Howard Building

200 South Summit Street

Richard C. Howard, longtime editor and publisher of The Arkansas City Daily Traveler, built this structure in 1931 at a cost of $35,000. Howard also served as a city mayor, postmaster, and state representative and senator.

The Howard Building replaced two previous imposing buildings, each of which was destroyed in a fire. The first of these, built in 1889, was a four-story structure of red stone called the Colorado Block.

It was a business building that included a barber shop, transfer office and newspaper plant. It burned down on January 10, 1905.

Reconstructed in 1906, the new building became known as the Johnson Block (1906) and the Donohue Block (1928).

The building burned again in February 1931.

The three-story Howard Building was designed by a Wichita architect with elements of the Commercial Vernacular and Spanish Eclectic styles, finished in buff brick and trimmed in Silverdale-cut stone.
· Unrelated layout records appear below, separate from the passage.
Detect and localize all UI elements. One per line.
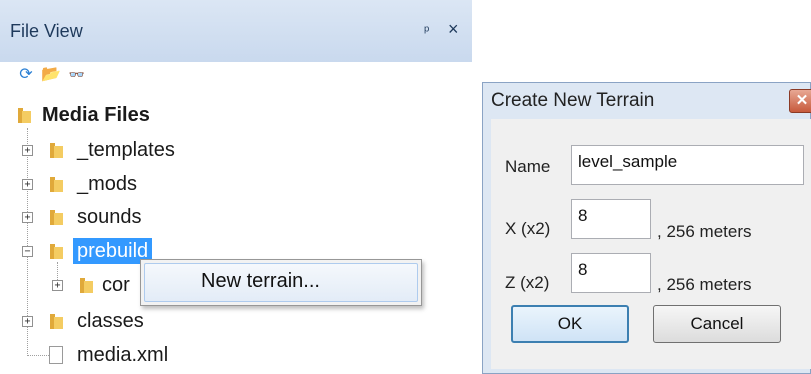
tree-item-label: _templates [77, 139, 175, 161]
x-label: X (x2) [505, 219, 551, 238]
x-suffix: , 256 meters [657, 222, 752, 241]
name-field[interactable]: level_sample [571, 145, 804, 185]
tree-root-label: Media Files [42, 104, 150, 126]
close-icon[interactable]: ✕ [789, 89, 811, 113]
expand-icon[interactable]: + [22, 145, 33, 156]
refresh-icon[interactable]: ⟳ [15, 64, 37, 86]
folder-icon [48, 243, 63, 259]
tree-root[interactable]: Media Files [16, 100, 216, 130]
folder-icon [48, 142, 63, 158]
dialog-title: Create New Terrain [491, 90, 655, 111]
tree-item-label: _mods [77, 173, 138, 195]
expand-icon[interactable]: + [22, 212, 33, 223]
expand-icon[interactable]: + [22, 316, 33, 327]
z-suffix: , 256 meters [657, 275, 752, 294]
expand-icon[interactable]: + [22, 179, 33, 190]
tree-item-label: classes [77, 310, 144, 332]
tree-item-label: sounds [77, 206, 142, 228]
file-icon [49, 346, 63, 364]
panel-title: File View [10, 21, 83, 41]
tree-item-label: cor [102, 274, 130, 296]
tree-item-classes[interactable]: + classes [22, 306, 222, 336]
z-field[interactable]: 8 [571, 253, 651, 293]
folder-icon [48, 209, 63, 225]
open-folder-icon[interactable]: 📂 [40, 64, 62, 86]
z-label: Z (x2) [505, 273, 550, 292]
cancel-button[interactable]: Cancel [653, 305, 781, 343]
file-view-panel: File View ᵖ × ⟳ 📂 👓 Media Files + _templ… [0, 0, 472, 374]
tree-item-mods[interactable]: + _mods [22, 169, 222, 199]
tree-item-media-xml[interactable]: media.xml [22, 340, 222, 370]
pin-icon[interactable]: ᵖ [424, 22, 429, 38]
x-field[interactable]: 8 [571, 199, 651, 239]
collapse-icon[interactable]: − [22, 246, 33, 257]
tree-item-sounds[interactable]: + sounds [22, 202, 222, 232]
tree-item-label: media.xml [77, 344, 169, 366]
close-icon[interactable]: × [448, 19, 459, 40]
expand-icon[interactable]: + [52, 280, 63, 291]
ok-button[interactable]: OK [511, 305, 629, 343]
name-label: Name [505, 157, 551, 176]
context-menu: New terrain... [140, 259, 422, 306]
find-icon[interactable]: 👓 [66, 64, 88, 86]
panel-header: File View ᵖ × [0, 0, 472, 62]
folder-icon [16, 107, 31, 123]
create-terrain-dialog: Create New Terrain ✕ Name level_sample X… [482, 82, 811, 374]
dialog-body: Name level_sample X (x2) 8 , 256 meters … [491, 119, 811, 369]
folder-icon [48, 176, 63, 192]
menu-item-label: New terrain... [201, 270, 320, 292]
folder-icon [78, 277, 93, 293]
tree-item-templates[interactable]: + _templates [22, 135, 222, 165]
folder-icon [48, 313, 63, 329]
menu-item-new-terrain[interactable]: New terrain... [144, 263, 418, 302]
The cornice has several feet of red clay tile parapet, in addition to corbeled trim and projecting brick pilasters at regular intervals along the principal façades.

R.C. Howard came to Ark City in 1884 as a newspaper printer. In 1886, he and a partner established the city’s first daily newspaper; it was to be named the Daily Traveler a few years later. Howard sold the Traveler to Oscar Stauffer in 1924. Howard’s sons, Forrest and Harry, learned the newspaper business from their father, starting at age 10 as delivery carriers. Years later, R.C. Howard and his son, Harry, became partners in ownership of the Traveler; Forrest was managing editor and editorial writer.

The Howard brothers acquired the Weekly Tribune in 1929. The brothers moved the Tribune to a Howard building on West Fifth Avenue and once again went into business with their father, who became the Tribune publisher. In 1945, the year after R.C. Howard died, the Howard bothers sold the Tribune to the Traveler Publishing Co.

They then established Howard Brothers Investments, located in the Howard Building at 200 S. Summit St. In the 1950s and 1960s, the Howard Building was occupied by Dye’s Drug Store, on the ground level on Summit, and the Rex Barber Shop on the ground level on East Fifth Avenue. It is now occupied by H&R Block, on the Summit Street ground level, and the U.S. Marine Corps Career Center, on the East Fifth Avenue ground level.